These are the formidable Plug Street lions.
They guard the 11392 names etched forever into the #CWGC’s beautiful Ploegsteert Memorial to the Missing in Belgium.
It’s weirdly hard to take a photograph of the Memorial or its leonine guardians which do them justice, but maybe that is how it should be; it’s also hard to find the words to adequately tell of the men whose memories they guard or the women who loved them.
One of these names belongs to Frank Booth, a bank clerk from Birkenhead, one of the youngest of his widowed Mum Martha’s nine children, who stayed on living at home with Mum to look after her after his brothers Hubert, John & Walter and sisters Florence, Clara, Gertie, Amy and Mabel had flown the nest.
Frank was called up on this day, 30th March 1916 and decided that before he embarked for the Front with the 10th Cheshires, he would marry his girl, the mellifluous Miss Edith Emma Rugg.
She was the daughter of a Liverpudlian coachman and had been working for some time as a housemaid to a Birkenhead businessman in Fox Street, hardly a mile from Frank’s South Midlands Bank premises.
Perhaps one summer’s day, Edith caught Frank’s eye as he ate his sandwiches in the park which borders Fox Street, while she hurried about determinedly on errands for the mistress.
However they met, Frank was determined to make Edith his own Mrs Booth, so that if anything happened to him, she would have the benefit of a widow’s pension from the Army.
They didn’t have very long as man and wife. They were married on the Glorious 12th August 1916 – trying perhaps to block out the shadows cast by newspapers awash with terrible Somme casualty lists - and the uniformed groom landed in France three weeks later, on 7th September.
He did not, alas, leave Edith expecting, and they would not see each other again.
Frank was at War for exactly a year.
On 17th February 1917 which is remembered by the Cheshire Regiment as Meanee Day, in remembrance of a battle in which they fought that day in India in 1843, Frank is not far from Ploegsteert, and his big moment arrives.
He goes into action with A Company.
“At 10.40am,” says 10th Cheshires’ war diary, “one Officer & 65 Other Ranks from A, C & D Companies under Captain I.S. Appleton successfully raided the enemy trenches north of Tractor Farm… inflicting heavy casualties upon the enemy.
Many dugouts were bombed. Bomb dumps and trench materials destroyed. Ten prisoners were taken, however 8 of this number were caught by their own machine-gun fire and killed crossing No Man’s Land to our line.”
The raid was considered a great success, but as it progressed, Edith’s Frank was wounded and taken prisoner by the enemy.
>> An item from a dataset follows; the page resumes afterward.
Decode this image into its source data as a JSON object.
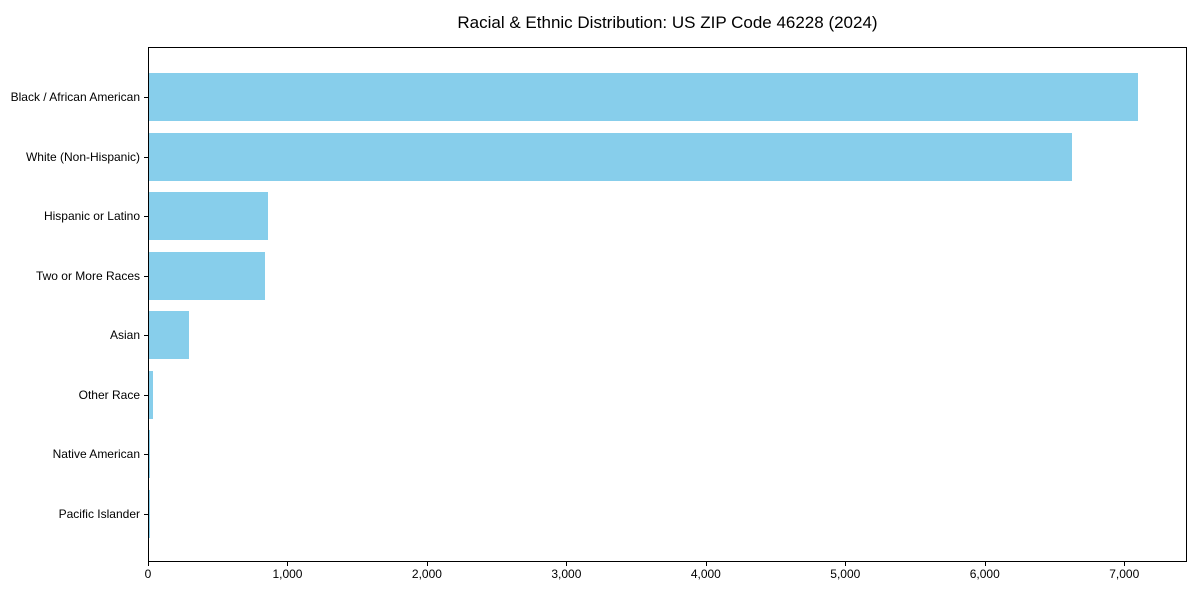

He was transported back to Germany, unbeknown to his Regiment, and held out for six weeks at (I think) the Langensalza POW Camp in Thuringen, central Germany, a distance of more than 680km from where he was wounded.
Somehow, he was left off casualty lists, nobody wrote down how he was wounded or how he died and nobody seems to have told the Red Cross he was POW at all, which was what both sides usually did.
All Edith knew for a long time was that he had been posted Missing after 17th February.
She gave it five months and then could wait no longer, writing on 20th July (as her first wedding anniversary approached) to the Red Cross’s Wounded and Missing Enquiries Bureau, which sent out teams of Searchers into hospitals and camps with lists of soldiers whose loved ones back home had asked the Red Cross to try and find news of them.
Enquiries were made and Frank Booth was found to have died as a Prisoner of War way back on 31st March.
He reportedly left personal effects, but it is not recorded whether or not Edith ever received them back. It would seem unlikely, given that the location of the place where the Germans buried him was also lost. Diligent Frank, whose job it had been to keep faultless records of every penny which crossed his desk at the bank at home in Birkenhead, had himself fallen through the cracks.
That is why Frank has no known grave and is one of the names guarded by the Plug Street lions back where he fought and fell in Belgium.
When she knew the worst, Edith went home to Hill Bank Lodge in a pretty village just outside Birkenhead, to live with her Mum and now retired Dad, and her two younger sisters dressmakers Connie and Annie.
I hope back with her family there she managed to find some sort of peace and that one day, she came to see her husband’s name on the Memorial after it was unveiled in 1931.
I hope too that she reached up to pat the gigantic stone paws of the Portland lions on a sunshiny spring day and felt some comfort in the idea that she was leaving Frank’s name in their fierce care.